“[A] clear & comprehensive view of facts”1: Editing the Volume of Addendum and Omitted Materials

TOPICS: 50 Years of Editing, Discovery, Documentary Editing, Editor’s Perspective, George Washington, Revolutionary War, Short Biography, Washington or Custis Family, Women in the Founding Era

by Katie Blizzard, Communications Specialist
January 16, 2019

Our Washington Papers volumes are not always as comprehensive as we would like. This can be for many reasons. Superior versions of a letter (such as one written in Washington’s hand rather than in his secretary’s) or perhaps any copy at all may have been missing from the public record at the time of document collection. Occasionally, such documents are found after publication of the volume they would be included in, which then presents the issue of how and when to publish these additional documents. In other cases, the papers to be edited are routine administrative materials so similar in nature that we choose to publish only a few of them as examples. The rest are cataloged at the end of the volume in order to provide space for more diverse documents.

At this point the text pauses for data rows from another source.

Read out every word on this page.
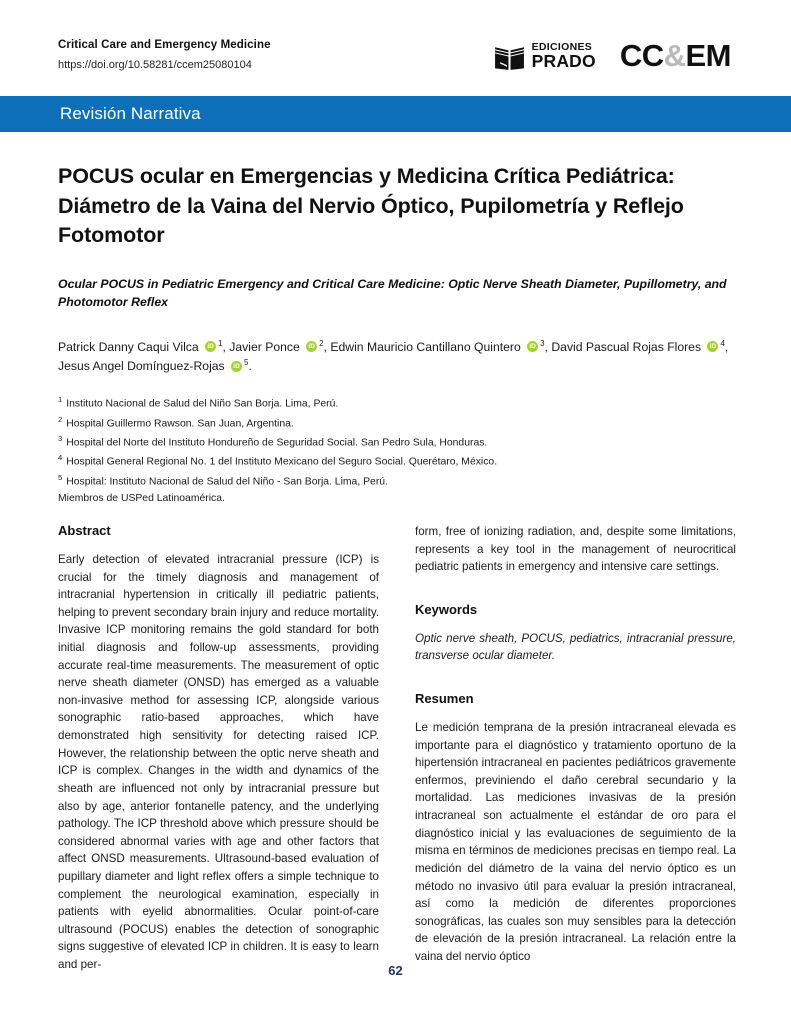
Critical Care and Emergency Medicine
https://doi.org/10.58281/ccem25080104
EDICIONES
PRADO CC&EM
Revisión Narrativa
POCUS ocular en Emergencias y Medicina Crítica Pediátrica: Diámetro de la Vaina del Nervio Óptico, Pupilometría y Reflejo Fotomotor
Ocular POCUS in Pediatric Emergency and Critical Care Medicine: Optic Nerve Sheath Diameter, Pupillometry, and Photomotor Reflex
Patrick Danny Caqui Vilca $iD^1$, Javier Ponce $iD^2$, Edwin Mauricio Cantillano Quintero $iD^3$, David Pascual Rojas Flores $iD^4$, Jesus Angel Domínguez-Rojas $iD^5$.
$^1$ Instituto Nacional de Salud del Niño San Borja. Lima, Perú.
$^2$ Hospital Guillermo Rawson. San Juan, Argentina.
$^3$ Hospital del Norte del Instituto Hondureño de Seguridad Social. San Pedro Sula, Honduras.
$^4$ Hospital General Regional No. 1 del Instituto Mexicano del Seguro Social. Querétaro, México.
$^5$ Hospital: Instituto Nacional de Salud del Niño - San Borja. Lima, Perú.
Miembros de USPed Latinoamérica.
Abstract

Early detection of elevated intracranial pressure (ICP) is crucial for the timely diagnosis and management of intracranial hypertension in critically ill pediatric patients, helping to prevent secondary brain injury and reduce mortality. Invasive ICP monitoring remains the gold standard for both initial diagnosis and follow-up assessments, providing accurate real-time measurements. The measurement of optic nerve sheath diameter (ONSD) has emerged as a valuable non-invasive method for assessing ICP, alongside various sonographic ratio-based approaches, which have demonstrated high sensitivity for detecting raised ICP. However, the relationship between the optic nerve sheath and ICP is complex. Changes in the width and dynamics of the sheath are influenced not only by intracranial pressure but also by age, anterior fontanelle patency, and the underlying pathology. The ICP threshold above which pressure should be considered abnormal varies with age and other factors that affect ONSD measurements. Ultrasound-based evaluation of pupillary diameter and light reflex offers a simple technique to complement the neurological examination, especially in patients with eyelid abnormalities. Ocular point-of-care ultrasound (POCUS) enables the detection of sonographic signs suggestive of elevated ICP in children. It is easy to learn and per-

form, free of ionizing radiation, and, despite some limitations, represents a key tool in the management of neurocritical pediatric patients in emergency and intensive care settings.

Keywords

Optic nerve sheath, POCUS, pediatrics, intracranial pressure, transverse ocular diameter.

Resumen

Le medición temprana de la presión intracraneal elevada es importante para el diagnóstico y tratamiento oportuno de la hipertensión intracraneal en pacientes pediátricos gravemente enfermos, previniendo el daño cerebral secundario y la mortalidad. Las mediciones invasivas de la presión intracraneal son actualmente el estándar de oro para el diagnóstico inicial y las evaluaciones de seguimiento de la misma en términos de mediciones precisas en tiempo real. La medición del diámetro de la vaina del nervio óptico es un método no invasivo útil para evaluar la presión intracraneal, así como la medición de diferentes proporciones sonográficas, las cuales son muy sensibles para la detección de elevación de la presión intracraneal. La relación entre la vaina del nervio óptico

62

These special materials, which we refer to as addendum and omitted materials, total in the hundreds. A large fraction concerns items intentionally omitted by editors, but others—nearly 100—are documents previously believed to be lost. We plan to publish all the addendum and omitted items in a separate volume on our digital edition in order to make the Papers of George Washington as comprehensive as possible.

Assistant editor Adrina Garbooshian-Huggins took on the mantle of compiling this distinctive volume in 2014, when she and associate editor Benjamin Huggins proposed the idea. Since then, she has transcribed, annotated, and indexed more than 50 documents (all in addition to completing work on two other standard Papers of George Washington volumes).

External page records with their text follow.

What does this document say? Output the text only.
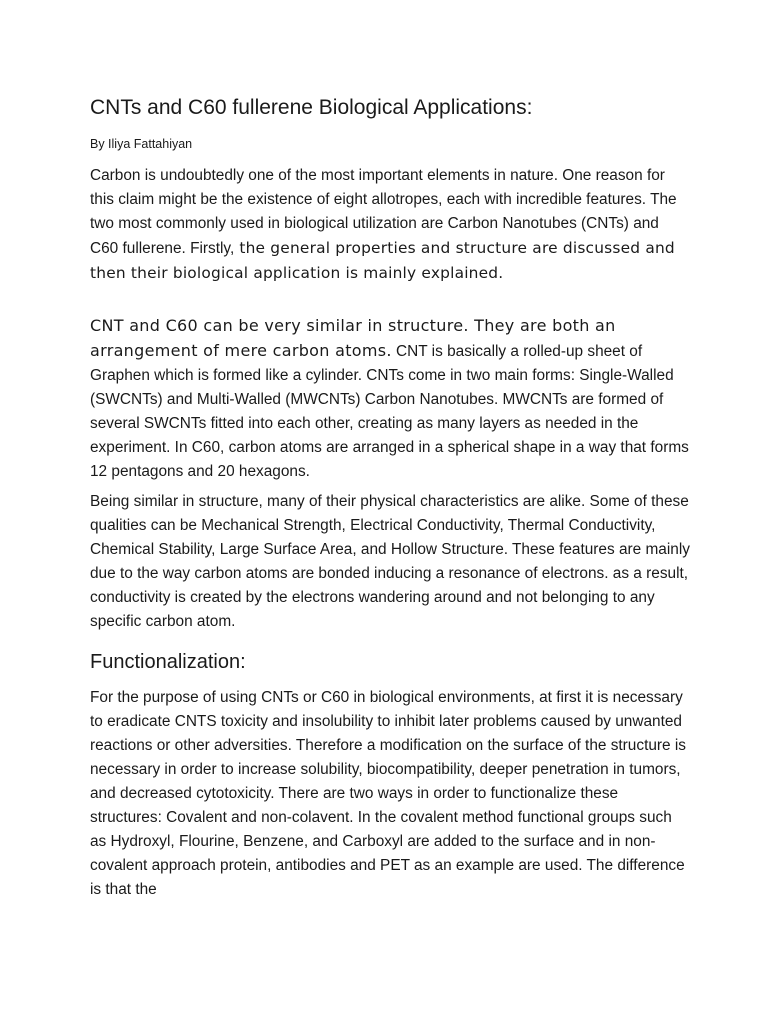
CNTs and C60 fullerene Biological Applications:

By Iliya Fattahiyan

Carbon is undoubtedly one of the most important elements in nature. One reason for this claim might be the existence of eight allotropes, each with incredible features. The two most commonly used in biological utilization are Carbon Nanotubes (CNTs) and C60 fullerene. Firstly, the general properties and structure are discussed and then their biological application is mainly explained.

CNT and C60 can be very similar in structure. They are both an arrangement of mere carbon atoms. CNT is basically a rolled-up sheet of Graphen which is formed like a cylinder. CNTs come in two main forms: Single-Walled (SWCNTs) and Multi-Walled (MWCNTs) Carbon Nanotubes. MWCNTs are formed of several SWCNTs fitted into each other, creating as many layers as needed in the experiment. In C60, carbon atoms are arranged in a spherical shape in a way that forms 12 pentagons and 20 hexagons.

Being similar in structure, many of their physical characteristics are alike. Some of these qualities can be Mechanical Strength, Electrical Conductivity, Thermal Conductivity, Chemical Stability, Large Surface Area, and Hollow Structure. These features are mainly due to the way carbon atoms are bonded inducing a resonance of electrons. as a result, conductivity is created by the electrons wandering around and not belonging to any specific carbon atom.

Functionalization:

For the purpose of using CNTs or C60 in biological environments, at first it is necessary to eradicate CNTS toxicity and insolubility to inhibit later problems caused by unwanted reactions or other adversities. Therefore a modification on the surface of the structure is necessary in order to increase solubility, biocompatibility, deeper penetration in tumors, and decreased cytotoxicity. There are two ways in order to functionalize these structures: Covalent and non-colavent. In the covalent method functional groups such as Hydroxyl, Flourine, Benzene, and Carboxyl are added to the surface and in non-covalent approach protein, antibodies and PET as an example are used. The difference is that the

By editing materials across all the series of the Papers of George Washington, Garbooshian-Huggins explains, she can not only learn more about Washington but also flesh out the countless people with whom he interacted. The omitted documents, for example, shed light on the lives of the officers and ordinary individuals who served in Washington’s army during the Revolutionary War. “The individuals referenced in these documents survived difficult circumstances, such as limited provisions, as part of this important campaign,” says Garbooshian-Huggins. “It is their sacrifice and dedication that helped to win the war. This is a chance to understand their lives and what they faced.”

To illustrate her point, Garbooshian-Huggins references a letter concerning the resignation of an officer who had sustained injuries in action. A newspaper details that Maj. Thomas Morrell had “received a ball in his right breast, which passed through his body, above his lungs, and fractured his shoulder blade.”2 Despite such injuries, Garbooshian-Huggins learned and later wrote in her annotation that the solider “resumed his career as a merchant.” Sometime after that, he “experienced a religious awakening,” becoming “an ordained deacon in the Methodist Church, and a circuit rider for many years.”

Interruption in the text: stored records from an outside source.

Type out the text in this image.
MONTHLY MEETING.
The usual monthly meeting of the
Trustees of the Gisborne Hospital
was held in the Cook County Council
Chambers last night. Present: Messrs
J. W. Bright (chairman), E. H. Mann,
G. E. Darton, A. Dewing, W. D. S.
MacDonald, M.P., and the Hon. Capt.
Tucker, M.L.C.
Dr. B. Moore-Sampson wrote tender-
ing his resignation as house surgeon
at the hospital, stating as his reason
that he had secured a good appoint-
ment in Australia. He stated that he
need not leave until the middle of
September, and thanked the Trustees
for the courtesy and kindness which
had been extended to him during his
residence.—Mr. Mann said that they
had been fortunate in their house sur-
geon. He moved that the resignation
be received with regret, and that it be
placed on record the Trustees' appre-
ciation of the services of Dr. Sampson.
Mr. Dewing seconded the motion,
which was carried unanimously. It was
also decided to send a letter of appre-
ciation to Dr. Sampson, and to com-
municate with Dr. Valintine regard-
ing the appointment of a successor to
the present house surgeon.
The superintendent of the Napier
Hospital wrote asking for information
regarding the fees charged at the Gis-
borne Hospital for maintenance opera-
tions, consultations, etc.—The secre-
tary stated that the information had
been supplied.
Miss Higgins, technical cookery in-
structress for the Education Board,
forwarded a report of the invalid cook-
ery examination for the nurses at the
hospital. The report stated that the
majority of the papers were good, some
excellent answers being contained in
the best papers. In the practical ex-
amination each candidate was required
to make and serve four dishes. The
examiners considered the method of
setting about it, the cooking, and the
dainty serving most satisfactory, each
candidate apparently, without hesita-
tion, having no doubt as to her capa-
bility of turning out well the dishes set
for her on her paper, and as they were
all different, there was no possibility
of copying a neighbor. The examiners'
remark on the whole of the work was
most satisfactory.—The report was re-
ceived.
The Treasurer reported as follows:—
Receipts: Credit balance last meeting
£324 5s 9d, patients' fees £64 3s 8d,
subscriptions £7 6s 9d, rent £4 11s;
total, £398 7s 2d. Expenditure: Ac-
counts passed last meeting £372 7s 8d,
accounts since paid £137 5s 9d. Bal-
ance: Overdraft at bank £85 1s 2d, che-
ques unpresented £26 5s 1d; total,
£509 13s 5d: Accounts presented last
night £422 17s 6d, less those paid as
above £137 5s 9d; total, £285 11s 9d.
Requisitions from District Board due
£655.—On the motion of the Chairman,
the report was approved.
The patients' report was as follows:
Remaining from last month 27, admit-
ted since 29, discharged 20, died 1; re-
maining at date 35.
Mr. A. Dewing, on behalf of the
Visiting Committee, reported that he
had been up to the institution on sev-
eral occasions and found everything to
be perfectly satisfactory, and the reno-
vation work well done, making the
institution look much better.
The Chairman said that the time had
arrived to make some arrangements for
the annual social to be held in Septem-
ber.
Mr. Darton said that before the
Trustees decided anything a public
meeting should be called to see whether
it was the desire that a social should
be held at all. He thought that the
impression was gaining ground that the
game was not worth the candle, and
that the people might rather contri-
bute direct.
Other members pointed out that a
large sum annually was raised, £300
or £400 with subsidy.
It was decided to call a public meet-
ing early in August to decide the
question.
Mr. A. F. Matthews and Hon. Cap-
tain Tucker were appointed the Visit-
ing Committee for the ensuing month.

The addendum materials are just as illuminating, particularly for their ability to fill in the gaps of Washington’s life. A recovered letter from Washington to author Catharine Macauley Graham, for instance, finally confirmed the date of Graham’s visit to Mount Vernon. While staying with Washington, Graham reviewed his letter books and records for her book on the Revolutionary War. In another instance, the discovery of a superior letter copy provided the missing text of a document previously believed to be (and thus published as) incomplete.

Such revelations encourage Garbooshian-Huggins to imagine the possibilities of material still yet to be found, such as the missing correspondence between Washington and his step-grandson, George Washington Parke Custis, which could help further reveal the private life of George Washington. None of the addendum documents would be available without the generous contributions of meticulous private collectors and auction houses, for whom Garbooshian-Huggins is extremely grateful. Their enthusiastic assistance enables us as editors and stewards of these important documents to achieve our goal of comprehensive publication. It is this very goal that also motivates Garbooshian-Huggins’ work on the omitted materials, which not only is one of the final elements needed to complete this important edition of Washington’s papers, but serves also to illustrate the numerous individuals who joined Washington in the fight for America’s independence.


  1. “From George Washington to Timothy Pickering, 18 July 1796 [Early Access],” Founders Online, National Archives, last modified June 13, 2018, http://founders.archives.gov/documents/Washington/99-01-02-00745.
  2. New-York Spectator, Aug. 16, 1838.